A technology lawyer with experience in multi-jurisdictional digital and social policy initiatives, Sigi has bridged global civil society, private sector, and intergovernmental organizations to create systemic change. A Google Public Policy Fellow, Stanford alumna, and Associate Arbitrator at the Chartered Institute of Arbitrators, she continues to shape policies and programs that protect digital rights and empower women in the rapidly evolving online world.

Sigi Waigumo Mwanzia

14. Lusungu Kalanga

Lusungu Kalanga is a Malawian feminist activist and GBV strategist whose work spans communities, governments, and continents. As GBV Principal Consultant at Social Development Direct and Co-Chair of Womankind Worldwide, she designs programs and policies that prevent violence against women and girls while strengthening national response systems. Lusungu also amplifies African feminist voices through her podcasts, including Feministing While African and And The Women Came, creating spaces for dialogue, solidarity, and leadership.

Lusungu’s journey into activism was inspired early, following her father to development project sites and witnessing firsthand the inequities faced by women and girls. From co-founding Growing Ambitions, a mentorship space for young women, to influencing Malawi’s minimum marriage age law, her work embodies strategic advocacy and transformative social change. Recognized by the Moremi Initiative as one of Africa’s 25 outstanding young women leaders, Lusungu continues to push for a world where women and girls thrive free from violence and inequality.

Lusungu Kalanga

15. Christie Banda

Christie Banda has spent over a decade turning passion into action. As the Founding Director of the Woven Agenda Foundation in Malawi, she fights for women and children, dismantling the systems that allow gender-based violence to persist. Her work has been recognized by the Generation Equality Forum, and she continues to lead advocacy efforts against child marriage and sexual violence, proving that policy change and community action can go hand in hand.

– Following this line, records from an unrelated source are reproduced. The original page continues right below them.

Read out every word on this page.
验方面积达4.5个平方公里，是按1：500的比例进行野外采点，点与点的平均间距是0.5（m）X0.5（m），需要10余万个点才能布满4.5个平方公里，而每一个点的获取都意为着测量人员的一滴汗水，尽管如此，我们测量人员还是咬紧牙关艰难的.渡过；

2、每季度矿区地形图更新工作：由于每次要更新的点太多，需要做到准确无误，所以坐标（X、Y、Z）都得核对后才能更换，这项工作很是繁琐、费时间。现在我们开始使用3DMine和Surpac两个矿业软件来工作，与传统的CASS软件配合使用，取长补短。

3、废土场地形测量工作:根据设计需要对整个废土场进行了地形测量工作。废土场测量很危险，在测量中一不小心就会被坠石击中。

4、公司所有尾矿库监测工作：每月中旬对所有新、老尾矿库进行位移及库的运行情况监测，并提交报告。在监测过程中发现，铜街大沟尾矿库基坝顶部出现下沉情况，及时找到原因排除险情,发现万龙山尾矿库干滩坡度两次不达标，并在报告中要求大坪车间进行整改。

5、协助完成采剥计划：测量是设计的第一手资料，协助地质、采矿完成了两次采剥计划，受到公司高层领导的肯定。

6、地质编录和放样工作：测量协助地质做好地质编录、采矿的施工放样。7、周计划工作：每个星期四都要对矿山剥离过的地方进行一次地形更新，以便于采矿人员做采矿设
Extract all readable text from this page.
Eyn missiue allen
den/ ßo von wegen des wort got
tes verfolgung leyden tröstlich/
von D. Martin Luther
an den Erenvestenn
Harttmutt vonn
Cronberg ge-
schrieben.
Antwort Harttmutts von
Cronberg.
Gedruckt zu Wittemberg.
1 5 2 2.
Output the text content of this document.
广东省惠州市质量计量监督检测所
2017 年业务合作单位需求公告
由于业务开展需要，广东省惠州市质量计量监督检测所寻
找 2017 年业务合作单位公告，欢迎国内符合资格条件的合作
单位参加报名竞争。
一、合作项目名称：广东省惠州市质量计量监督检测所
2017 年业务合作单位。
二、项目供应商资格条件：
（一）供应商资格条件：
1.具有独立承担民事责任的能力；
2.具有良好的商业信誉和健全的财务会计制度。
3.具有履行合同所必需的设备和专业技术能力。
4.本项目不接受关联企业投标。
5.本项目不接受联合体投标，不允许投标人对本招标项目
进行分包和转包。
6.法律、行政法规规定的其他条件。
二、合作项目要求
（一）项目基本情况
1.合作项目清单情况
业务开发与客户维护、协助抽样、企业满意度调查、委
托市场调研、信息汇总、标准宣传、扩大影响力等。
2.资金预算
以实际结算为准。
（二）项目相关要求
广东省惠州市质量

For Christie, this work is personal. She believes every child deserves dignity, safety, and a life free from abuse. Through research, advocacy, and community engagement, she amplifies survivors’ voices and holds systems accountable, turning reflection into strategy, and strategy into real-world impact.

Christie Banda

16. Malebogo Molefhe

Malebogo Molefhe uses her platform as a GBV advocate to transform personal tragedy into societal change. A former professional basketball player from Botswana, she survived being shot eight times by her former boyfriend and turned that experience into a lifelong mission: raising awareness, educating communities, and supporting survivors of gender-based violence.

Through radio programs, workshops, and collaborations with state and non-governmental organizations, Malebogo empowers young girls with knowledge about their rights, self-esteem, and resilience. She also partnered with Botswana’s Ministry of Education to create programs teaching children about GBV, ensuring prevention starts early. In recognition of her courage and impact, she became the first Botswanan woman to receive the International Women of Courage Award in 2017.